1995, 134 pages
ISBN 0-932716-37-7
DESCRIPTION
The starting point of this narrative is a woman at home with young children who feels separated from the urban world of work, her education, her own mother, and her adult self. The double cord binding the moments in her life is the percipient consciousness of the narrator and her encounters with the work of other writers, such as Jean Genet, Simone Weil, and Robert Musil. The narrator's sense of dislocation is transformed from feelings of loss to a recognition of possibility; emptiness and absence prepare an opening for self-knowledge.
BIOGRAPHY
Patricia Dienstfrey's publications include a winner of the America Award for Fiction: The Woman Without Experiences (Kelsey Street Press, 1995).

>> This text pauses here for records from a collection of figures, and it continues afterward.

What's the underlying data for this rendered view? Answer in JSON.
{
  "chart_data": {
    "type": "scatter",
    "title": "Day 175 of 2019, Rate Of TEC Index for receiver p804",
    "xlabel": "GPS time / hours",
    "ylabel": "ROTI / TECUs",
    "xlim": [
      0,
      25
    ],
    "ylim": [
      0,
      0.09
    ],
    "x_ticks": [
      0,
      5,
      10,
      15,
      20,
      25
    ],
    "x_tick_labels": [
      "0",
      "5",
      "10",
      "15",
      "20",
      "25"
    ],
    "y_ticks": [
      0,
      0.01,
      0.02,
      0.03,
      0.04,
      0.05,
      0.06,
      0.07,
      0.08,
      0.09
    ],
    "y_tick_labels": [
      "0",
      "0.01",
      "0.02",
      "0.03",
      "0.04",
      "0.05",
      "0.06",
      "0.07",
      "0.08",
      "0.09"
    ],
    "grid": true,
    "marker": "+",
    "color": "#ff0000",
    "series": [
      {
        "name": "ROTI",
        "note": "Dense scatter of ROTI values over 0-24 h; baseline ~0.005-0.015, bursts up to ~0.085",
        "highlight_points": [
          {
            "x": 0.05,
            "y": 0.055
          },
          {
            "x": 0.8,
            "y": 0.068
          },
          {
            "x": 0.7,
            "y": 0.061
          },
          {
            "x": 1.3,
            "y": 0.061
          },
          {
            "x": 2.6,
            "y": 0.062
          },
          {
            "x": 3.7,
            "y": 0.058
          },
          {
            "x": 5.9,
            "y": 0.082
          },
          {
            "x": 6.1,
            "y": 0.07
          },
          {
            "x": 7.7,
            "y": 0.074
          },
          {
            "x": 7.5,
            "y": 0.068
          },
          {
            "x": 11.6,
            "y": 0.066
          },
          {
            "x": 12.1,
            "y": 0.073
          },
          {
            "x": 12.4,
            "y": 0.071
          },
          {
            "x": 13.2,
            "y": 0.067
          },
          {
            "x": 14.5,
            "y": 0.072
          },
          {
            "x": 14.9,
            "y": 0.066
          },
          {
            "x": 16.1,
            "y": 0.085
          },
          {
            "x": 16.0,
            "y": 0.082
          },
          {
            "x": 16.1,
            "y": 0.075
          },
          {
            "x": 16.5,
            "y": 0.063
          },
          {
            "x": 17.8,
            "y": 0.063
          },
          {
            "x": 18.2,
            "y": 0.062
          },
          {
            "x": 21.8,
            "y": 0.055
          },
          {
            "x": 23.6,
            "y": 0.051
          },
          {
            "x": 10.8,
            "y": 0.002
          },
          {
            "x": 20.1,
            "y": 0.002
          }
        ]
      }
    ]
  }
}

She has also written Love and Illustration (a+bend press, 2000) and The Grand Permission: New Writings on Poetics and Motherhood (Wesleyan, 2003), which she co-edited with Brenda Hillman. Her work has appeared in a number of anthologies, including Moving Borders: Three Decades of Innovative Writing by Women, edited by Mary Margaret Sloan (Talisman House, 1997), and The Addison Street Anthology: Berkeley's Poetry Walk, edited by Robert Hass and Jessica Fisher (Heyday Books, 2004). A co-founder of Kelsey Street Press, she lives with her husband, Ted, in Berkeley, California.